In my defense, the first section of that entry WAS entitled I have no idea what I'm talking about. But it turns out my ignorance knows few bounds.
web.xml, access control, and Guice
I stated that in moving my BuildDB servlet under the control of Guice, I lost the ability to use a security-constraint in the web.xml file to stop the hoi polloi from accessing our servlet.

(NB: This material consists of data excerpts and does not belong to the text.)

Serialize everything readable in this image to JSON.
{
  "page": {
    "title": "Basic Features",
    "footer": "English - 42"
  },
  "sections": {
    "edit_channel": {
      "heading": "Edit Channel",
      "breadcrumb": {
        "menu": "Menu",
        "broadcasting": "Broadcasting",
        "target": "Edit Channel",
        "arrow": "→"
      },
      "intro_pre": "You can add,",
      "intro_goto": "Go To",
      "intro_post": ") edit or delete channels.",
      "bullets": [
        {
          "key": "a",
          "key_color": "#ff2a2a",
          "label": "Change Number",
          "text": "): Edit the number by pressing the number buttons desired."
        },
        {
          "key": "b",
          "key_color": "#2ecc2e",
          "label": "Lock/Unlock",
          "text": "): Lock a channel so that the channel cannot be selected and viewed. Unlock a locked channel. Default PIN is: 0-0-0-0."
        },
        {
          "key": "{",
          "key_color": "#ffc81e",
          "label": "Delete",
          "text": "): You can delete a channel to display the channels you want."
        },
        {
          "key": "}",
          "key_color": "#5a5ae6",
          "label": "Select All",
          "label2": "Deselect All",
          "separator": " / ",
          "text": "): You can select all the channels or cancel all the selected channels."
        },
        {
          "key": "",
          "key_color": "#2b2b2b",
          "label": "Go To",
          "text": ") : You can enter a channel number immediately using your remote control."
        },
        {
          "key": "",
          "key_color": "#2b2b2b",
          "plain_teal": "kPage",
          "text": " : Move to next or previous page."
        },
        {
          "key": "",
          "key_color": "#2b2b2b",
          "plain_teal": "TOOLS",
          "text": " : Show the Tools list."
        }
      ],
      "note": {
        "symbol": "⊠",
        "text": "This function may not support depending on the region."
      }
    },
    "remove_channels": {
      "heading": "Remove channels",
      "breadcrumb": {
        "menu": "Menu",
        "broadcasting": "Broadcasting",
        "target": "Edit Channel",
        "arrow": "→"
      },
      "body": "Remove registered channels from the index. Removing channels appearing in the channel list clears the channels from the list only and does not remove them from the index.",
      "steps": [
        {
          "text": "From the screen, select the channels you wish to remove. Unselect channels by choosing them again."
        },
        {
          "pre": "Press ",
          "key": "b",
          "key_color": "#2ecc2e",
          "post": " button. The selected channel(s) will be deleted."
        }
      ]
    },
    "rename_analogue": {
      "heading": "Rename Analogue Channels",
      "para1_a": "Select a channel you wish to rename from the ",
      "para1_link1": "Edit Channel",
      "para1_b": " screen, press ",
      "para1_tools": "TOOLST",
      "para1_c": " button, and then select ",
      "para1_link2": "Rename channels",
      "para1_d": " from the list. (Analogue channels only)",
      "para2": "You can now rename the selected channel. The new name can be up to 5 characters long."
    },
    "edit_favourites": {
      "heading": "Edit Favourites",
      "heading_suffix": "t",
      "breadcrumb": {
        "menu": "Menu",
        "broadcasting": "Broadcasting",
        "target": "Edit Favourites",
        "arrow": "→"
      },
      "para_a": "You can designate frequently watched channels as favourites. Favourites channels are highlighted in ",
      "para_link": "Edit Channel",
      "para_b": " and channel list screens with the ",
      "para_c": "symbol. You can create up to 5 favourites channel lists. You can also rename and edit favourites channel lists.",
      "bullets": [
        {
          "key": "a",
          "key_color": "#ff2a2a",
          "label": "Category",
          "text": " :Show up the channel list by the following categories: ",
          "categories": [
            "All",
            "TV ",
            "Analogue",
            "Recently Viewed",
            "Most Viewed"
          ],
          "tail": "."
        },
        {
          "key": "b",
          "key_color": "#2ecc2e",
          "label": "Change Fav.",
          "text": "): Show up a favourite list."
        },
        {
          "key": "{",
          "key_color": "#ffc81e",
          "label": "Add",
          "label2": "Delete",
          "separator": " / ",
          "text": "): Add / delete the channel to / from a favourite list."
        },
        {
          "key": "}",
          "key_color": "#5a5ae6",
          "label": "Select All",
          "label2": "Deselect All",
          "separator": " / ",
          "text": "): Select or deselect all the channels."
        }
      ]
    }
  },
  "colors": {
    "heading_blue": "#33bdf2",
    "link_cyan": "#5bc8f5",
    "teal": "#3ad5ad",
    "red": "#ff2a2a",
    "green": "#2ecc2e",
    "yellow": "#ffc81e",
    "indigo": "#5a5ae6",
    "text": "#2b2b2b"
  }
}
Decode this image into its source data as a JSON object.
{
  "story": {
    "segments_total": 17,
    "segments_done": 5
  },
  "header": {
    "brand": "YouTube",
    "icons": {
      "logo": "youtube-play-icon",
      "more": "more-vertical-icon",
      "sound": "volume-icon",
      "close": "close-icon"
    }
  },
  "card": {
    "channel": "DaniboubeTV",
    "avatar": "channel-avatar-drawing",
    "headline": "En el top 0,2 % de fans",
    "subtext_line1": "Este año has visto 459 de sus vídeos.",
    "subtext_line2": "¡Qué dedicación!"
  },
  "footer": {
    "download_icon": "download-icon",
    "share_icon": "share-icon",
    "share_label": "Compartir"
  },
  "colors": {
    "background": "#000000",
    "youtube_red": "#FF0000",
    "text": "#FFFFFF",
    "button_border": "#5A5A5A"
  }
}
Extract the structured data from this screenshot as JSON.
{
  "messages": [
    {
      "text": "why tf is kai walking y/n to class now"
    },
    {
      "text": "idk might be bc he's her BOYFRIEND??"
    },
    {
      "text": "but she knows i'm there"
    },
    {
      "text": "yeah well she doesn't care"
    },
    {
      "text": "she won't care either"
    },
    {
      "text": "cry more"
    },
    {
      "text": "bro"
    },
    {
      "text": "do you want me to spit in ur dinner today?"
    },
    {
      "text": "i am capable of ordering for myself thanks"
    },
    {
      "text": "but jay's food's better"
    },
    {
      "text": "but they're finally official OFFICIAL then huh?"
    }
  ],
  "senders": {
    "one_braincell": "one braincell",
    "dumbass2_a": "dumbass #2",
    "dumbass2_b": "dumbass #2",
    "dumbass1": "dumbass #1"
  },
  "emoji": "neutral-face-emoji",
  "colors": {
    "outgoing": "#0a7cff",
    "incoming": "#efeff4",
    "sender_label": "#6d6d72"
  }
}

Not so.
Simply have Guice respond to a URL pattern (such as "/*") that includes the security-constraint constrained URL below it, say /admin/*. All of your servlets now are Guicified, and the ones you want protected are protected.
Yeah, shoulda figured that out the first time.
war/WEB-INF/web.xml
<web-app> <!-- Servlets --> <security-constraint> <web-resource-collection> <url-pattern>/admin/*</url-pattern> </web-resource-collection> <auth-constraint> <role-name>admin</role-name> </auth-constraint> </security-constraint> <filter> <filter-name>guiceFilter</filter-name> <filter-class>com.google.inject.servlet.GuiceFilter</filter-class> </filter> <filter-mapping> <filter-name>guiceFilter</filter-name> <url-pattern>/*</url-pattern> </filter-mapping> <listener> <listener-class>com.lisedex.voluntickler.server.guice.VolunticklerServletContextListener</listener-class> </listener> <!-- Default page to serve --> <welcome-file-list> <welcome-file>index.html</welcome-file> </welcome-file-list> </web-app>
The observant among you will notice that our package is now com.lisedex.voluntickler instead of com.lisedex.volinfoman. It's a sexy name change, I know, and I realize that you're a bit jealous, but the domains are already registered. Sorry.